Importantly, this doesn’t mean that the more popular a game is, or the more money it makes, the better it is. But if you look at all other shmups and your shmup is on the top 5% of performance relative to them, then you probably did a really good job and you can trust that your perspective of what a good shmup is is not that wrong.
Similarly, if your shmup did really poorly in comparison, it probably means you don’t really get what makes shmups work. And because you’re not coming from a self-expressionist perspective of “this is my take on shmups so how it did on the market is not very important”, and because you’re flexible, you’ll be very open to criticism and feedback, such that the next shmup you make should be changed to be significantly better.
Sakurai, for instance, seems to implicitly understand all this:
In my case, I put aside personal preferences when making games. I’m an experienced gamer, yet I made Kirby’s Dream Land to appeal to newcomers. And I made Meteos, even though I’m not so good at block puzzles. In other words, I don’t design games for myself.
I view every project that comes my way as an assignment in which I create a game to fit a certain genre or goal. […] Once you understand what makes games fun you’ll be able to create all kinds of experiences regardless of your own preferences.
And so this view - where making art is about convincingly inhabiting different perspectives - can’t be cleanly separated from business concerns like the self-expressionist view can.
In Sakurai’s case this is because he works at a company and he has a duty to do the best job he can as assignments are thrown his way, and in my case it’s simply because I enjoy being flexible. But both cases have to end up using the market, at least partly, as a metric of success, because other metrics can’t match its neutrality and thus are simply not as good tools for the job.

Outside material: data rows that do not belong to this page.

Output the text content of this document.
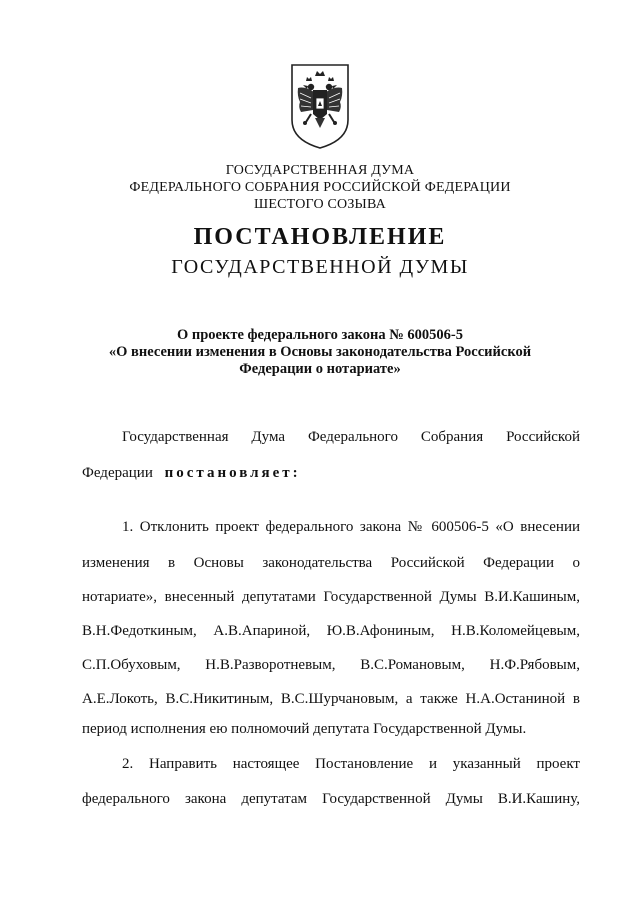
ГОСУДАРСТВЕННАЯ ДУМА
ФЕДЕРАЛЬНОГО СОБРАНИЯ РОССИЙСКОЙ ФЕДЕРАЦИИ
ШЕСТОГО СОЗЫВА
ПОСТАНОВЛЕНИЕ
ГОСУДАРСТВЕННОЙ ДУМЫ
О проекте федерального закона № 600506-5
«О внесении изменения в Основы законодательства Российской
Федерации о нотариате»
Государственная Дума Федерального Собрания Российской
Федерации постановляет:
1. Отклонить проект федерального закона № 600506-5 «О внесении
изменения в Основы законодательства Российской Федерации о
нотариате», внесенный депутатами Государственной Думы В.И.Кашиным,
В.Н.Федоткиным, А.В.Апариной, Ю.В.Афониным, Н.В.Коломейцевым,
С.П.Обуховым, Н.В.Разворотневым, В.С.Романовым, Н.Ф.Рябовым,
А.Е.Локоть, В.С.Никитиным, В.С.Шурчановым, а также Н.А.Останиной в
период исполнения ею полномочий депутата Государственной Думы.
2. Направить настоящее Постановление и указанный проект
федерального закона депутатам Государственной Думы В.И.Кашину,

Not being manipulative and the dishonesty of selling
Edmund says that “to manipulate people into feeling a certain way, playing more, putting more money into the machine” is a bad thing. He is probably pointing to things like gacha games which have fairly aggressive and often times underhanded monetization strategies.
And in general I agree with this. My main problem comes with just stopping there. For instance, The Binding of Isaac is a perfect example of a game with various very addictive elements to it, and those elements could easily be read to be very aggressively and often times underhandedly designed to get people to play the game for longer. And there’s a good correlation between getting people playing a game for longer and the creator’s financial success, so there’s most definitely a conflict there.
Now, Edmund didn’t intend for his game to be highly addictive in a negative way, and this is clear by events such as the steak incident, or the many interviews he gave about where he’s coming from when he made BoI. And that place is generally a place of trying to make a good game with a really maximalist sense of exploration. Plus, even in the interview above, the fact that he’s aware that “manipulating people into playing more” is bad a thing, means that he’s a lot less likely to do it willingly.
All of this to say, I don’t believe Edmund’s intentions to be negative in any way, shape or form. But… the path to hell is paved with good intentions, so we should also look at the effects of our choices and not only our intentions. And what are the negative effects of highly addictive video games? Well, let’s start with something everyone agrees on: gacha games.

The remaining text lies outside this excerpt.